BC Building Code box ice, on right, lost about 40 per cent more volume during Ice Box Challenge than the Passive House box ice.

When our members Shaun St-Amour and Chris Hill opened the Ice Box Challenge ice boxes on Vancouver’s Olympic Village Square on August 14, they revealed how high-performance design and construction yields energy-efficient benefits even during a summer heatwave.

On July 27, we launched Ice Box Challenge by loading one tonne of ice into each of two small structures on the Vancouver waterfront. One structure was built to the BC Building Code. The other was insulated to the Passive House Standard. We then left both boxes to sit in the sun on the Vancouver waterfront for 18 days.

On August 14, we opened the boxes before an audience of about 100 Passive House supporters, media and curious onlookers. Josh Usher of MistyWest, the Vancouver-based company that monitored the ice box performance throughout the event, announced the weights of the remaining ice to the 100 expectant and curious people: 639 kilograms of ice remained in the Passive House box. Only 407 kg of ice remained n the B.C. Building Code box.

A high-pressure ridge had settled over the region soon after July 27, challenging each of the building standards to perform under heat-wave conditions. While the temperature inside each box varied by less than a couple of degrees on any day, it was clear when the boxes were opened that the extra insulation in the walls, floor and ceiling of the Passive House box, along with its northward-oriented window made a clear difference. The ice inside the Passive House box was still a solid, straight-edged block. the normal-insulated Code box had had absorb far more heat coming through the structure’s walls and roof—the top layer of ice was only about 5-10 cm thick, and the sides of the ice blocks had lost their sharp, straight edges as well as a lot of volume around the sides.

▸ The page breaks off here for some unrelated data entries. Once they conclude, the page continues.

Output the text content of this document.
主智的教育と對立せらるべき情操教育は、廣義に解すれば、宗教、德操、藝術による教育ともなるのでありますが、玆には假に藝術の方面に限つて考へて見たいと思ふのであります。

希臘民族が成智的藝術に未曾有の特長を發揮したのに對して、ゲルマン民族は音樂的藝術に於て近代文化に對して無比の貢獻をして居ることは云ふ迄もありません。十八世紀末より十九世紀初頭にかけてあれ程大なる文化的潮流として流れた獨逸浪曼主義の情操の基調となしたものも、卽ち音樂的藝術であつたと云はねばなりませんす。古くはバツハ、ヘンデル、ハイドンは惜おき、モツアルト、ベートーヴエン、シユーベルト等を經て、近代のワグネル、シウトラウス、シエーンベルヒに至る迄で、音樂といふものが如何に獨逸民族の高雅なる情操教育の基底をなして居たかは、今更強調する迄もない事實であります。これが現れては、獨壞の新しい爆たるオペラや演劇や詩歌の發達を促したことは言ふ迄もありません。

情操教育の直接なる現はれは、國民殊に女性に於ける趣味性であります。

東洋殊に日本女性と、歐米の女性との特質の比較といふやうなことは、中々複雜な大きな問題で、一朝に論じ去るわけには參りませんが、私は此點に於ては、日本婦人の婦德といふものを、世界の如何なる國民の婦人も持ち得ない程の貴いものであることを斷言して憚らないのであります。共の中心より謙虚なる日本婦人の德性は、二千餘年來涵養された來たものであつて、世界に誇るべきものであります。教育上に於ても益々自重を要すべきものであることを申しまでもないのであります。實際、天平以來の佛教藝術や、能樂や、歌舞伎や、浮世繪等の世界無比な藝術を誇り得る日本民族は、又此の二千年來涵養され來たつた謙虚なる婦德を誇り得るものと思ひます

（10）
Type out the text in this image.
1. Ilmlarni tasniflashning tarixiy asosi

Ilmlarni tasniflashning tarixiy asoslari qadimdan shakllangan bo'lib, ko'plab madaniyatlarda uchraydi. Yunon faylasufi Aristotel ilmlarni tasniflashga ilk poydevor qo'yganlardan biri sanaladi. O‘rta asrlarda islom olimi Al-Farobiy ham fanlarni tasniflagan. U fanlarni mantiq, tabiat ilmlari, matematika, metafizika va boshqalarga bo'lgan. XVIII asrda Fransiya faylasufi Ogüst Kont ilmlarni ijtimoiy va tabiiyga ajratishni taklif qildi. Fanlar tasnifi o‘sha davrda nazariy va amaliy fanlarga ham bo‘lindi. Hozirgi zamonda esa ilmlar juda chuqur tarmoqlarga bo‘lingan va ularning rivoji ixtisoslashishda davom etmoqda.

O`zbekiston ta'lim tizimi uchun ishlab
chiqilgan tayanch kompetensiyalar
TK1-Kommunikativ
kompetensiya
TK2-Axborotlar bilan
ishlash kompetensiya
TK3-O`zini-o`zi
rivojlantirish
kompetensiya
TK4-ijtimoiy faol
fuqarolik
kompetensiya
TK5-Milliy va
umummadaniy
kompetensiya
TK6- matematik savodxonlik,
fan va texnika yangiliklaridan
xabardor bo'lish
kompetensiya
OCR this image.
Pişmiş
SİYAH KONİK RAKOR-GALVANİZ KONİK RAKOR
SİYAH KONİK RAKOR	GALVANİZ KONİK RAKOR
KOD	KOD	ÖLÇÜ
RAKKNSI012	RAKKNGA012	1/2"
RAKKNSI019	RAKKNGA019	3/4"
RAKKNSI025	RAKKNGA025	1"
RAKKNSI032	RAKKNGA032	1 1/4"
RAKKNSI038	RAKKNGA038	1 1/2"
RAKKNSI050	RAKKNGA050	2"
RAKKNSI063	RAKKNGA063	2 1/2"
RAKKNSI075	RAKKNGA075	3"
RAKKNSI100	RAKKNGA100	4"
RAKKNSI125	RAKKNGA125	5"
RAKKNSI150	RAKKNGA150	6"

As part of Ice Box Challenge, we had invited members of the public to submit their guesses of how much ice would remain in the boxes. Alex Yakovenko won the Ice Box Challenge competition’s first prize, a Whistler getaway with a tour of Whistler-area Passive House buildings. Bernadette Zuniga won a one-year Science World membership.

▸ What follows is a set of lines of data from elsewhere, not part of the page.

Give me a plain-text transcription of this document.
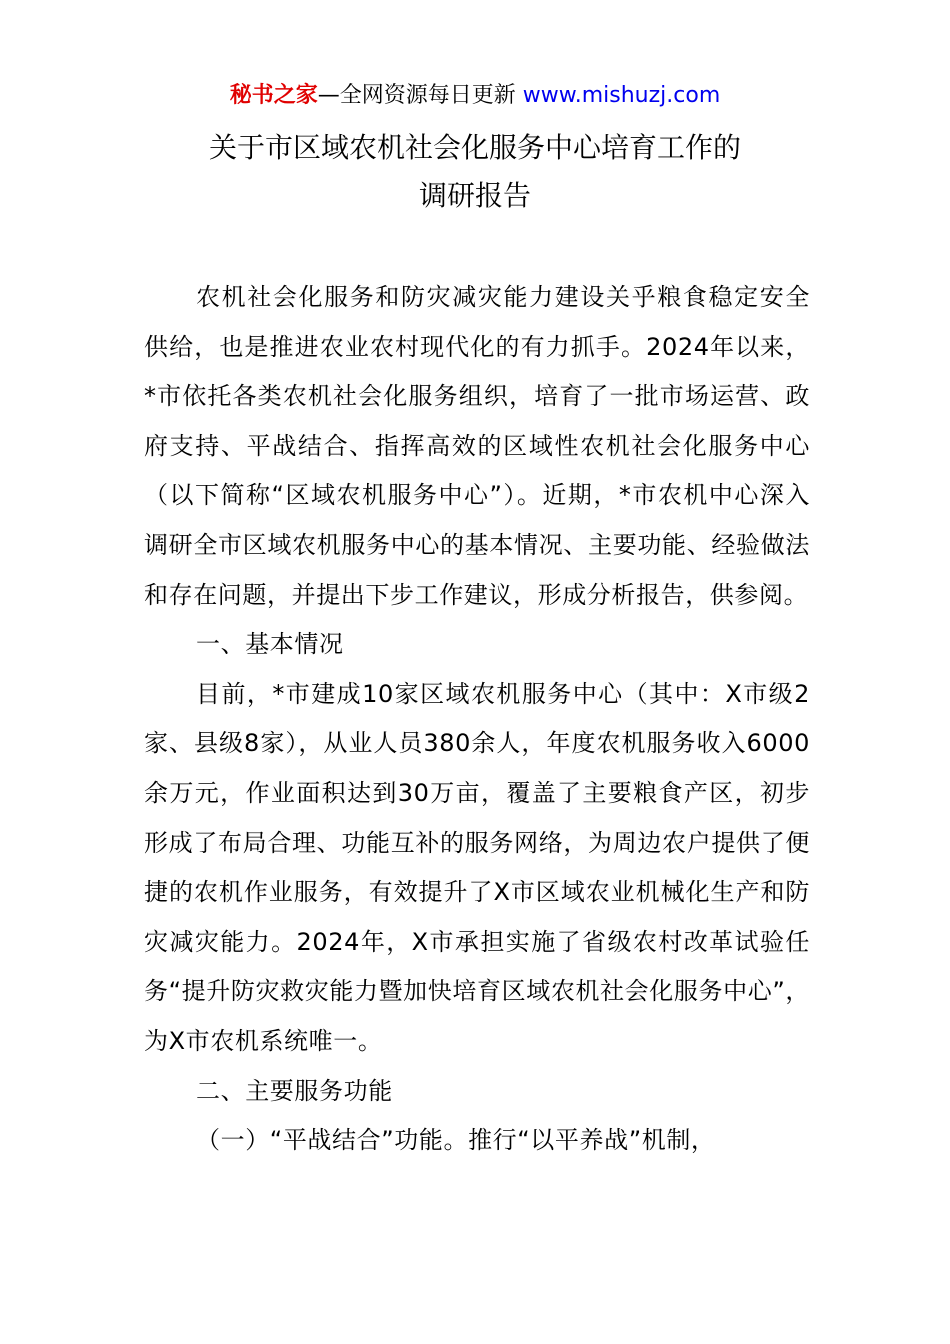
秘书之家—全网资源每日更新 www.mishuzj.com
关于市区域农机社会化服务中心培育工作的
调研报告

农机社会化服务和防灾减灾能力建设关乎粮食稳定安全供给，也是推进农业农村现代化的有力抓手。2024年以来，*市依托各类农机社会化服务组织，培育了一批市场运营、政府支持、平战结合、指挥高效的区域性农机社会化服务中心（以下简称“区域农机服务中心”）。近期，*市农机中心深入调研全市区域农机服务中心的基本情况、主要功能、经验做法和存在问题，并提出下步工作建议，形成分析报告，供参阅。

一、基本情况

目前，*市建成10家区域农机服务中心（其中：X市级2家、县级8家），从业人员380余人，年度农机服务收入6000余万元，作业面积达到30万亩，覆盖了主要粮食产区，初步形成了布局合理、功能互补的服务网络，为周边农户提供了便捷的农机作业服务，有效提升了X市区域农业机械化生产和防灾减灾能力。2024年，X市承担实施了省级农村改革试验任务“提升防灾救灾能力暨加快培育区域农机社会化服务中心”，为X市农机系统唯一。

二、主要服务功能

（一）“平战结合”功能。推行“以平养战”机制，
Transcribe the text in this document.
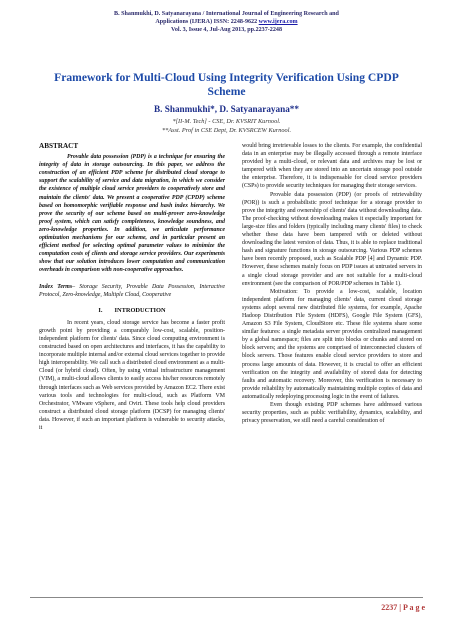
B. Shanmukhi, D. Satyanarayana / International Journal of Engineering Research and
Applications (IJERA) ISSN: 2248-9622 www.ijera.com
Vol. 3, Issue 4, Jul-Aug 2013, pp.2237-2248
Framework for Multi-Cloud Using Integrity Verification Using CPDP Scheme
B. Shanmukhi*, D. Satyanarayana**
*[II-M. Tech] - CSE, Dr. KVSRIT Kurnool.
**Asst. Prof in CSE Dept, Dr. KVSRCEW Kurnool.
ABSTRACT

Provable data possession (PDP) is a technique for ensuring the integrity of data in storage outsourcing. In this paper, we address the construction of an efficient PDP scheme for distributed cloud storage to support the scalability of service and data migration, in which we consider the existence of multiple cloud service providers to cooperatively store and maintain the clients' data. We present a cooperative PDP (CPDP) scheme based on homomorphic verifiable response and hash index hierarchy. We prove the security of our scheme based on multi-prover zero-knowledge proof system, which can satisfy completeness, knowledge soundness, and zero-knowledge properties. In addition, we articulate performance optimization mechanisms for our scheme, and in particular present an efficient method for selecting optimal parameter values to minimize the computation costs of clients and storage service providers. Our experiments show that our solution introduces lower computation and communication overheads in comparison with non-cooperative approaches.

Index Terms– Storage Security, Provable Data Possession, Interactive Protocol, Zero-knowledge, Multiple Cloud, Cooperative
I. INTRODUCTION

In recent years, cloud storage service has become a faster profit growth point by providing a comparably low-cost, scalable, position-independent platform for clients' data. Since cloud computing environment is constructed based on open architectures and interfaces, it has the capability to incorporate multiple internal and/or external cloud services together to provide high interoperability. We call such a distributed cloud environment as a multi-Cloud (or hybrid cloud). Often, by using virtual infrastructure management (VIM), a multi-cloud allows clients to easily access his/her resources remotely through interfaces such as Web services provided by Amazon EC2. There exist various tools and technologies for multi-cloud, such as Platform VM Orchestrator, VMware vSphere, and Ovirt. These tools help cloud providers construct a distributed cloud storage platform (DCSP) for managing clients' data. However, if such an important platform is vulnerable to security attacks, it

would bring irretrievable losses to the clients. For example, the confidential data in an enterprise may be illegally accessed through a remote interface provided by a multi-cloud, or relevant data and archives may be lost or tampered with when they are stored into an uncertain storage pool outside the enterprise. Therefore, it is indispensable for cloud service providers (CSPs) to provide security techniques for managing their storage services.

Provable data possession (PDP) (or proofs of retrievability (POR)) is such a probabilistic proof technique for a storage provider to prove the integrity and ownership of clients' data without downloading data. The proof-checking without downloading makes it especially important for large-size files and folders (typically including many clients' files) to check whether these data have been tampered with or deleted without downloading the latest version of data. Thus, it is able to replace traditional hash and signature functions in storage outsourcing. Various PDP schemes have been recently proposed, such as Scalable PDP [4] and Dynamic PDP. However, these schemes mainly focus on PDP issues at untrusted servers in a single cloud storage provider and are not suitable for a multi-cloud environment (see the comparison of POR/PDP schemes in Table 1).

Motivation: To provide a low-cost, scalable, location independent platform for managing clients' data, current cloud storage systems adopt several new distributed file systems, for example, Apache Hadoop Distribution File System (HDFS), Google File System (GFS), Amazon S3 File System, CloudStore etc. These file systems share some similar features: a single metadata server provides centralized management by a global namespace; files are split into blocks or chunks and stored on block servers; and the systems are comprised of interconnected clusters of block servers. Those features enable cloud service providers to store and process large amounts of data. However, it is crucial to offer an efficient verification on the integrity and availability of stored data for detecting faults and automatic recovery. Moreover, this verification is necessary to provide reliability by automatically maintaining multiple copies of data and automatically redeploying processing logic in the event of failures.

Even though existing PDP schemes have addressed various security properties, such as public verifiability, dynamics, scalability, and privacy preservation, we still need a careful consideration of

2237 | P a g e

In the end, however, the biggest winners of the Ice Box Challenge are the Passive House community. The event was held to raise awareness of the benefits and affordability of high-performance buildings among Vancouver-area residents. Significant coverage of the event by online and traditional media got the word out, while social media extended the event’s reach within and beyond B.C. Since the event started, Seattle has contacted us for information to help them host their own Ice Box Challenge later this year, and New Zealand is also planning a similar event.

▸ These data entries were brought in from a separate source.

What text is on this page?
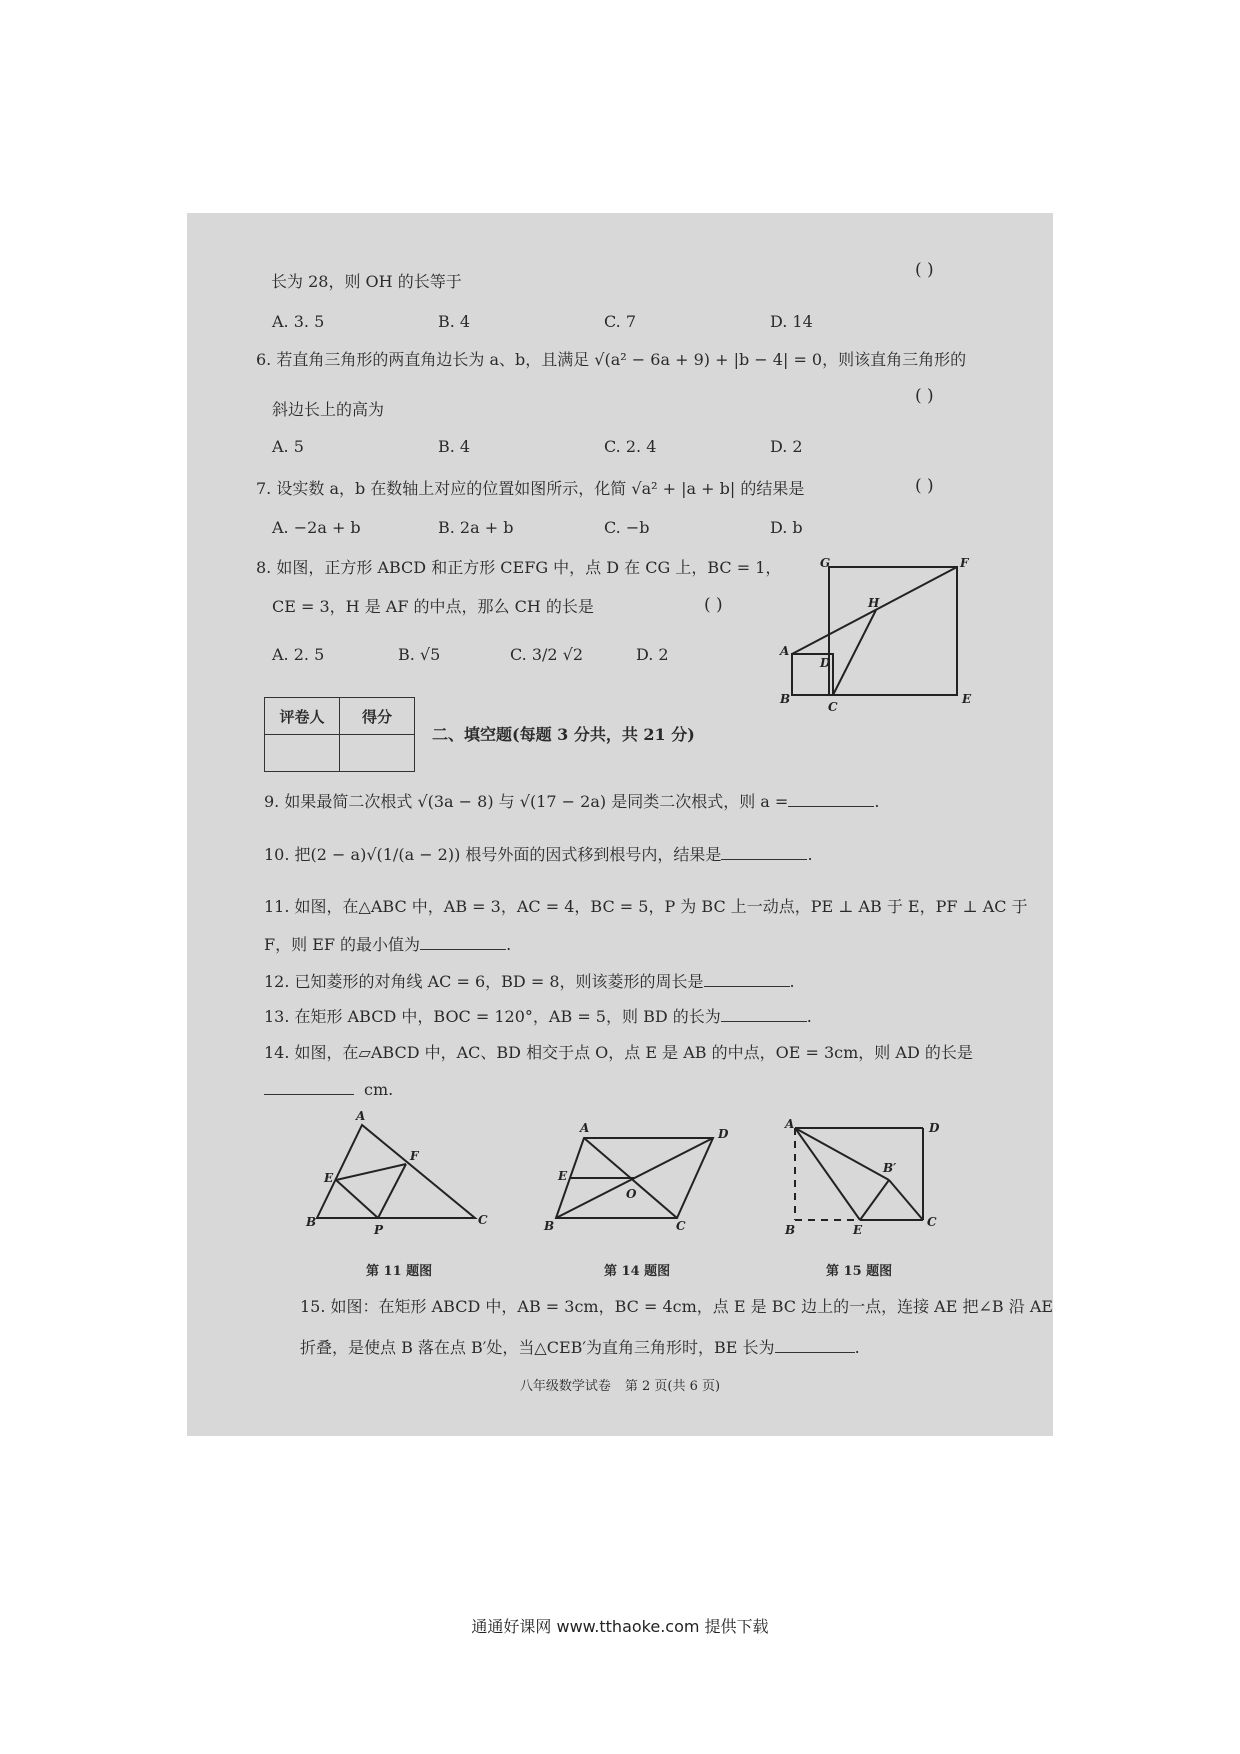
长为 28，则 OH 的长等于
( )
A. 3. 5	B. 4	C. 7	D. 14
6. 若直角三角形的两直角边长为 a、b，且满足 √(a² − 6a + 9) + |b − 4| = 0，则该直角三角形的
斜边长上的高为
( )
A. 5	B. 4	C. 2. 4	D. 2
7. 设实数 a，b 在数轴上对应的位置如图所示，化简 √a² + |a + b| 的结果是	( )
A. −2a + b	B. 2a + b	C. −b	D. b
8. 如图，正方形 ABCD 和正方形 CEFG 中，点 D 在 CG 上，BC = 1，
CE = 3，H 是 AF 的中点，那么 CH 的长是	( )
A. 2. 5	B. √5	C. 3/2 √2	D. 2
G	F
H
A
D
B
C
E
评卷人	得分

二、填空题(每题 3 分共，共 21 分)
9. 如果最简二次根式 √(3a − 8) 与 √(17 − 2a) 是同类二次根式，则 a =	.
10. 把(2 − a)√(1/(a − 2)) 根号外面的因式移到根号内，结果是	.
11. 如图，在△ABC 中，AB = 3，AC = 4，BC = 5，P 为 BC 上一动点，PE ⊥ AB 于 E，PF ⊥ AC 于
F，则 EF 的最小值为	.
12. 已知菱形的对角线 AC = 6，BD = 8，则该菱形的周长是	.
13. 在矩形 ABCD 中，BOC = 120°，AB = 5，则 BD 的长为	.
14. 如图，在▱ABCD 中，AC、BD 相交于点 O，点 E 是 AB 的中点，OE = 3cm，则 AD 的长是
cm.
A
F
E
B
P
C
A	D
E
O
B	C
A	D
B′
B	E
C
第 11 题图	第 14 题图	第 15 题图
15. 如图：在矩形 ABCD 中，AB = 3cm，BC = 4cm，点 E 是 BC 边上的一点，连接 AE 把∠B 沿 AE
折叠，是使点 B 落在点 B′处，当△CEB′为直角三角形时，BE 长为	.
八年级数学试卷 第 2 页(共 6 页)
通通好课网 www.tthaoke.com 提供下载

Ice Box Challenge was run by Passive House Canada, with support from the City of Vancouver, Vancity and members of the local design and construction industry. We thank everyone who volunteered time, donated materials, supplies and expertise, and who cheered the project along.

Aug 14 speakers next to code ice

Our speakers, special guests and wrap-up construction crew, during Ice Box Challenge final event, August 14, 2017: CHBA-BC President Lynn Harrison, Passive House-certified architect Sandra Rohler, CHBA-BC CEO Neil Moody, Passive House CEO Rob Bernhardt, Chris Hill of Ritchie Construction, City of Vancouver Acting Director of Sustainability Doug Smith, Shaun St-Amour of Footprint Sustainable Housing Corp.